My week - 21 October 2013 - Strategic listening and responsiveness

Deputy Vice-Chancellor Professor John Fisher reflects on discussions within the EPSRC, Annual School Academic Performance Review Meetings, and research at Leeds.

Professor John Fisher

This week I attended the quarterly Engineering and Physical Science Research Council (EPSRC) meeting in London – I’ve been a Council member since 2010.  In addition to the normal quarterly business, we held an open forum to meet the EPSRC community and stakeholders and discuss strategies and policies. This is the first time that we’ve held an open forum and the plenary sessions were broadcast live over the web. The EPSRC community extends to over 10,000 stakeholders and, while there is extensive dialogue between EPSRC with key individuals in universities and strategic partners, the forum was intended also to engage with investigators, early career researchers and research support staff.

The topics and questions covered were wide-ranging and included cross-disciplinary issues, training, opportunities for early career researchers, gender balance and diversity, academic leadership, funding and sponsorship and the strategic shape of the portfolio. The forum re-emphasised the need for the Council and EPSRC to communicate more effectively with the community and stakeholders. While the EPSRC website contains an enormous amount of information on strategies and policies, that isn’t sufficient – the academic community expects a dialogue, two-way communication and evidence of strategic listening and responsiveness from the EPSRC Council.  

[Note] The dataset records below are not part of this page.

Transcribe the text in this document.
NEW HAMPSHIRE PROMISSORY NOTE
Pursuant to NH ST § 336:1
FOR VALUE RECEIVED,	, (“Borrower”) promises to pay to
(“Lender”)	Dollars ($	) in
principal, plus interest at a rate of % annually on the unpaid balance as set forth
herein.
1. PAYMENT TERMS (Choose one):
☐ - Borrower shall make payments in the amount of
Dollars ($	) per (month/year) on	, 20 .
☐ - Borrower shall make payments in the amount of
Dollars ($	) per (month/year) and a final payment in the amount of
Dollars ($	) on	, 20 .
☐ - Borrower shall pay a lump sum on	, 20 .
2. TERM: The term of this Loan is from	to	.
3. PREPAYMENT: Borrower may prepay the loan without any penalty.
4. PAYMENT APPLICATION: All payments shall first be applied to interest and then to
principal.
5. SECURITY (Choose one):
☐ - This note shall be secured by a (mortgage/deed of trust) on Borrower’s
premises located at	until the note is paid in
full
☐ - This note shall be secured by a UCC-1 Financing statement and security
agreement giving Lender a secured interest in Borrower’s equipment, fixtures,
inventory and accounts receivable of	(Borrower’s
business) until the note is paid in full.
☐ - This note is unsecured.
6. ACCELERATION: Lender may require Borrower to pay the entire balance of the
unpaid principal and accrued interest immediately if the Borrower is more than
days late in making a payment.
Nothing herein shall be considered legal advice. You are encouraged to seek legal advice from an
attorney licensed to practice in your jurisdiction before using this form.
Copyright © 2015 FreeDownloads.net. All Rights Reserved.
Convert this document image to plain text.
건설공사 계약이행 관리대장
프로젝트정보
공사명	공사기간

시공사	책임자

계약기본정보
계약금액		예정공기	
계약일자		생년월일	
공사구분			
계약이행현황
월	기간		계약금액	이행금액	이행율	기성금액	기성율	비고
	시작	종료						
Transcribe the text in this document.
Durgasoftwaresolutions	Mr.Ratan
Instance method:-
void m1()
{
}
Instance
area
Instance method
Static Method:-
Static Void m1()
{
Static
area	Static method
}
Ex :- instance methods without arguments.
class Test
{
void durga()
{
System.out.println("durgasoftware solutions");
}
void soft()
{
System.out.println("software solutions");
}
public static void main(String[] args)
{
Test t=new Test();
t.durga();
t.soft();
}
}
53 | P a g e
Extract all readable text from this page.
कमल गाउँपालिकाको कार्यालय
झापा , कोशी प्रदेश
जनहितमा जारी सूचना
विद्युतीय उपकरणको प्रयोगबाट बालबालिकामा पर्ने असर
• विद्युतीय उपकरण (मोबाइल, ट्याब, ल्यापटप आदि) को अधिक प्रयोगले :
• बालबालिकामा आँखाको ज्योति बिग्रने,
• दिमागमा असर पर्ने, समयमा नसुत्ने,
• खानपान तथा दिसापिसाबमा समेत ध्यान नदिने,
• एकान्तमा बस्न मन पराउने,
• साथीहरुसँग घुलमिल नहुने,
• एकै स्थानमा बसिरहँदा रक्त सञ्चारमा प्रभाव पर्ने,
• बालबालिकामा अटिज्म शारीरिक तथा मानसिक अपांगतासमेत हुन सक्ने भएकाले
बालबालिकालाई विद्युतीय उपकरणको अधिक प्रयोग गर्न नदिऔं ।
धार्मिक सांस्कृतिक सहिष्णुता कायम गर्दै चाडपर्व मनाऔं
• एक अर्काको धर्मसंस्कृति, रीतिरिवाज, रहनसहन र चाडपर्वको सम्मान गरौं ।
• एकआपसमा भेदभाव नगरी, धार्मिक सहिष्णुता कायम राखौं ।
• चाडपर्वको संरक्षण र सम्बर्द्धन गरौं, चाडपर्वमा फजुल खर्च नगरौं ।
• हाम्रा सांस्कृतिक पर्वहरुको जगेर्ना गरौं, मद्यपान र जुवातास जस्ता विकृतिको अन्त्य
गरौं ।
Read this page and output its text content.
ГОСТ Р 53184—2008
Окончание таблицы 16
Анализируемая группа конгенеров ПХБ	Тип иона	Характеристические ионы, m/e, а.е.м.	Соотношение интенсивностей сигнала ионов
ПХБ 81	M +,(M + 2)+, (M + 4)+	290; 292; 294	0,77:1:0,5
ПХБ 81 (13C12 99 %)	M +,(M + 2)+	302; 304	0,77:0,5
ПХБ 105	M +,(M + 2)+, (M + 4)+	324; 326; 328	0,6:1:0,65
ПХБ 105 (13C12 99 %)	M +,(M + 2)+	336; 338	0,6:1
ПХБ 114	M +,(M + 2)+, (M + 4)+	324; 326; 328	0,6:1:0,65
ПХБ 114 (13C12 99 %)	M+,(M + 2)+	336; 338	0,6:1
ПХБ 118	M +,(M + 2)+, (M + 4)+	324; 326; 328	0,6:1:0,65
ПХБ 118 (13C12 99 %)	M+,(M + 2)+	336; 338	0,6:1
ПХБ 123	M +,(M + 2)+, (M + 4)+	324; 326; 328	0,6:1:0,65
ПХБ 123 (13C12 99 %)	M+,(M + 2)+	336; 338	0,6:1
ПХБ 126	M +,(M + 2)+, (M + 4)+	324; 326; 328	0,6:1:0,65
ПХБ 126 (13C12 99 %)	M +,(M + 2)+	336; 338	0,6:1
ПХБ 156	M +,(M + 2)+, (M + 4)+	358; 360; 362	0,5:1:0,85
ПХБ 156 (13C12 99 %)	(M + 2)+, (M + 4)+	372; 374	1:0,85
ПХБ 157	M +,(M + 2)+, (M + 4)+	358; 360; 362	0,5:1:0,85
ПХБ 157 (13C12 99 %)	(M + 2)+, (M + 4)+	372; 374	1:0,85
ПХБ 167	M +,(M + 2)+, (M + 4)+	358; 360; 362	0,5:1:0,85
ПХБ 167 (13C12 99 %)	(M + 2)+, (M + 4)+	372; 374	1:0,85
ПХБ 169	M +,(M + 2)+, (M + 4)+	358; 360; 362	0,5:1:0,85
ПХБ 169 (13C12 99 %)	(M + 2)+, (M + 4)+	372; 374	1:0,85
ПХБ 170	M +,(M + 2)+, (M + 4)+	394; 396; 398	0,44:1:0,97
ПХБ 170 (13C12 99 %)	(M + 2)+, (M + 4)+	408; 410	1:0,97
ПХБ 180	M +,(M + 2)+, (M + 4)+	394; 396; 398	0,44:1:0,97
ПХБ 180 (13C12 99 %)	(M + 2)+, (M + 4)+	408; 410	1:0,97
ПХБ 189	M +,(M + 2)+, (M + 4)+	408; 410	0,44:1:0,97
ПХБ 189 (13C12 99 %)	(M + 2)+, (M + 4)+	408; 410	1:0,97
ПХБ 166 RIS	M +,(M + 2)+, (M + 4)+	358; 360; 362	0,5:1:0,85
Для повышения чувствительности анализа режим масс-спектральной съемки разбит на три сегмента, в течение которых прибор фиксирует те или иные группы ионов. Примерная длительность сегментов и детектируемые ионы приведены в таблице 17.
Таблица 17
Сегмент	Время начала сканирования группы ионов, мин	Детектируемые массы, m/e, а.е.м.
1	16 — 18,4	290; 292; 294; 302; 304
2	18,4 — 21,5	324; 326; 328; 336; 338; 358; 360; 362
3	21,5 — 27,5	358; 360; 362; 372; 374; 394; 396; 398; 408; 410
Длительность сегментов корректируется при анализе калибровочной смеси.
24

This week we’ve also been continuing with our Annual School Academic Performance Review meetings. In all meetings we’ve been discussing student education and the National Student Survey (NSS) results. As always feedback to student is an important area for improvement in NSS. The quality of our feedback, not only includes feedback to students on their individual work but also general engagement and feedback about the programmes of studies and modules. Some schools are demonstrating that this dialogue, strategic listening and responsiveness provide an excellent approach which results in continuous improvement of quality. If I’m permitted to use an engineering systems analogy, this type of ‘closed loop feedback’ is frequently used in the control of quality and performance of critical systems!

The School meetings have also given us the opportunity to discuss future research strategies and plans. The Research Excellence Framework (REF) submissions, though primarily a retrospective exercise, also provide the opportunity for Schools to make some initial statements about their future research plans. As we move beyond the date for our REF submission, it’s timely to consider developing more ambitious academic research strategies and plans for the next seven years. The University strategy map provides a framework for strategy development, but many of the future opportunities and growth will come from the ambitions and plans from individual Schools. In some School meetings we started to have some rich discussions and, in strategic listening and responsive mode, we are able to provide guidance on the opportunities in the external environment and also where we envisage cross-disciplinary, cross-Faculty working.

Our research success in the next seven years will require us to build on our distinctive academic strengths in research and education and to align these – often in collaborative ventures – to the major external opportunities and global challenges. This is easy to say and not always easy to deliver! New academic colleagues joining us at Leeds often comment on the breadth of our academic disciplines and our distinctive cross-disciplinary collaborative culture. Our challenge as academic leaders is to listen and respond to the academic opportunities as they are developed and articulated by the academic community, strategically supporting the key distinctive opportunities aligned to global challenges that will deliver world-leading excellence and an international reputation for the University of Leeds.